第19話 迫りくる混沌と支え合う力
森の静寂を打ち破る呪文の響きが広がる中、俺は邪眼に再び力を込め、目の前の暗黒のファラオ団に立ち向かおうとしていた。だが、相手は数だけでなく、異様な雰囲気をまとった魔術師たちだ。一人一人がただならぬ実力を持っているのが伝わる。
「数が多いな…これは少し厄介かもしれないな。」
「主、油断してはいけません。彼らの目的はあなたを捕らえること。そのための準備をしているはずです。」
ニャルの冷静な警告を聞きながら、俺は意識を集中させた。その時、どこからか軽やかな声が聞こえてきた。
「やあ、融君。大変な状況みたいだね。」
振り返ると、そこに立っていたのは黄色いローブを纏った友人、ハスターだった。普段は気さくで優しい雰囲気を持つ彼だが、今はどこか威厳を感じさせる佇まいだ。
「ハスター…お前、どうしてここに?」
「君が危険だって聞いたからね。まぁ、僕も少し手を貸そうかと思って。」
その言葉に安堵が広がる。ハスターがいるなら、状況は少し変わるかもしれない。
「…助かる。けど、お前、一体どうやってこいつらに対抗するつもりだ?」
ハスターは不敵な笑みを浮かべた。
「心配ないさ。僕は“黄衣の王”としての力も使えるからね。」
その名を口にした瞬間、暗黒のファラオ団の空気が変わった。彼らの動きが一瞬止まり、明らかにハスターを警戒しているのが分かる。

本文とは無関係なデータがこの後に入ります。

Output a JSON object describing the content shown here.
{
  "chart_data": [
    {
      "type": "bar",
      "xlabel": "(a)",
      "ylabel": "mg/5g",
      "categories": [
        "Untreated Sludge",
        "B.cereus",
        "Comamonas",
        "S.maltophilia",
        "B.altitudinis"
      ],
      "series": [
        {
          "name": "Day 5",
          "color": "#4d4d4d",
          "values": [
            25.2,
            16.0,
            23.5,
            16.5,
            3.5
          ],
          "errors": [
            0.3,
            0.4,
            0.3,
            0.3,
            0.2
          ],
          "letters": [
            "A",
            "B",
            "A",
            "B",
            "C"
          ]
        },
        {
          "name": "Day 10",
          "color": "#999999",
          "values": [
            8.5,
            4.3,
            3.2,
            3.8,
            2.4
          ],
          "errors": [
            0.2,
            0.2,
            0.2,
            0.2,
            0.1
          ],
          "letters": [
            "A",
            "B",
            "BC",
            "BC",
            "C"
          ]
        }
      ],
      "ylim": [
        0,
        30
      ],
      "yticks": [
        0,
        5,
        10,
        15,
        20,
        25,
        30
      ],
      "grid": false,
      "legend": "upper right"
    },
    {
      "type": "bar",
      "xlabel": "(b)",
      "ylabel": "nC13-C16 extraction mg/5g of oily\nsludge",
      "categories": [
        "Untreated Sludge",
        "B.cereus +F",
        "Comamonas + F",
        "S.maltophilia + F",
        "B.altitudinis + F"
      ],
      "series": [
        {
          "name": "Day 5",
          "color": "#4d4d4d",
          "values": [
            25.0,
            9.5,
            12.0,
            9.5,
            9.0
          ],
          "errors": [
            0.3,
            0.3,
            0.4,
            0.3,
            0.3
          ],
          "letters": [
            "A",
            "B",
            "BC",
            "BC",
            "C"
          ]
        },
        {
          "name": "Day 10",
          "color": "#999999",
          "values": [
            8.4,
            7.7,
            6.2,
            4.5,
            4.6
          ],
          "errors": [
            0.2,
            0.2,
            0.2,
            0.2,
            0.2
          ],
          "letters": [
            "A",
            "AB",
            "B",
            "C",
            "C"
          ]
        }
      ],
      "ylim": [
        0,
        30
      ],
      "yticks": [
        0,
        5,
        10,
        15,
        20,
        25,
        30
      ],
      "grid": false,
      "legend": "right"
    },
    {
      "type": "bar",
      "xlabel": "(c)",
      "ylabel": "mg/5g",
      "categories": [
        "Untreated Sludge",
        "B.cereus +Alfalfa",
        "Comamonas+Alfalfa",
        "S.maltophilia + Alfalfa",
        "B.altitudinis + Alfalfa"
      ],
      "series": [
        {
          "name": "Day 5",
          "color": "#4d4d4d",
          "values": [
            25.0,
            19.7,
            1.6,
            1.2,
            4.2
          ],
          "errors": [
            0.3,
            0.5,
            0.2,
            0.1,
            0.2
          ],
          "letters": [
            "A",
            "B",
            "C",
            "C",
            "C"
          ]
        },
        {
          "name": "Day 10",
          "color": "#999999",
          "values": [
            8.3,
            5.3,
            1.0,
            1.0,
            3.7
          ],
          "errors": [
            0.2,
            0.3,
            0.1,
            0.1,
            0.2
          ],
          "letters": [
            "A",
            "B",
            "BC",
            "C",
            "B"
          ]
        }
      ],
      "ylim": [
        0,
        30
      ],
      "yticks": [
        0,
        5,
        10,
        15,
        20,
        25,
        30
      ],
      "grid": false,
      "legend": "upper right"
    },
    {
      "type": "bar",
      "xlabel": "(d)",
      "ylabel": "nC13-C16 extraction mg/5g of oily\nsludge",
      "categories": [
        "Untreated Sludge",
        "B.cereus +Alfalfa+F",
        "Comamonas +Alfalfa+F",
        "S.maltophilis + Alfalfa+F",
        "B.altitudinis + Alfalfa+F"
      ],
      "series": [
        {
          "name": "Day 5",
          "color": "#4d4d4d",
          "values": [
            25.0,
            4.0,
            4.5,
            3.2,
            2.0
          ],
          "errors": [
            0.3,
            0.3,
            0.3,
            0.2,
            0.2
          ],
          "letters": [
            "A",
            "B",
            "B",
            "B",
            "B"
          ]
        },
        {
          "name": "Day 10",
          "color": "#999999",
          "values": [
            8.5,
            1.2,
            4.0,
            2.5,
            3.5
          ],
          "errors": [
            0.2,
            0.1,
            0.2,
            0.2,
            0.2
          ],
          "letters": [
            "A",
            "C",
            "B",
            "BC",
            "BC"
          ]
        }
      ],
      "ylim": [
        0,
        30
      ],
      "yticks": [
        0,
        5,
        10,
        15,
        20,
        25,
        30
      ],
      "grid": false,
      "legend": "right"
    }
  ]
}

「どうやら、君たちも僕のことを知ってるみたいだね。」
ハスターが柔らかく笑う中、別の方向から重々しい声が響いた。
「フン。相変わらず、頼りないな。」
その声を聞いた瞬間、俺の背中に冷たい汗が流れる。振り返ると、そこには異形の存在――俺の魔術の師匠、シュブ=ニグラスが佇んでいた。無数の触手に覆われたその姿は圧倒的な威圧感を放っているが、どこか頼もしさも感じる。
「師匠…」
「お前の未熟な力だけでは、こいつらを抑えるのは難しいだろう。仕方ない、私が少しだけ手を貸してやる。」
その言葉に心強さを感じる一方で、暗黒のファラオ団はますます警戒を強めているようだ。
そして、さらに意外な人物が声を上げた。
「阿佐間君、大丈夫?」
その声の主は、隣の席のクラスメイト、橘だった。いつもおとなしく、話しかけても控えめな反応をする彼女が、まさかこんな場面に現れるとは。
「橘…?どうしてここに?」
「私も…彼らの一員なの。暗黒のファラオ団に所属してるけど、信仰してるだけ。戦ったりするのは嫌なの。でも、阿佐間君が危険だって聞いて…どうしても放っておけなくて。」
彼女の声には確かな覚悟が込められていた。
「橘さん…」
「大丈夫。私、少しは役に立てると思うから。」
彼女は震える手で護符のようなものを取り出し、何か呪文を唱え始めた。すると、周囲に漂う禍々しい空気が少しだけ緩和された。
「主、今です。仲間たちの力を借りて、反撃の準備を。」
ニャルの声に促され、俺は邪眼に再び力を込めた。ハスター、シュブ=ニグラス、そして橘――頼もしい仲間たちの力が今、俺の背中を押している。
「分かった。行くぞ――!」
戦いの幕が上がる中、俺は彼らと共に立ち向かう決意を新たにした。暗黒のファラオ団との死闘は、今、始まったばかりだ。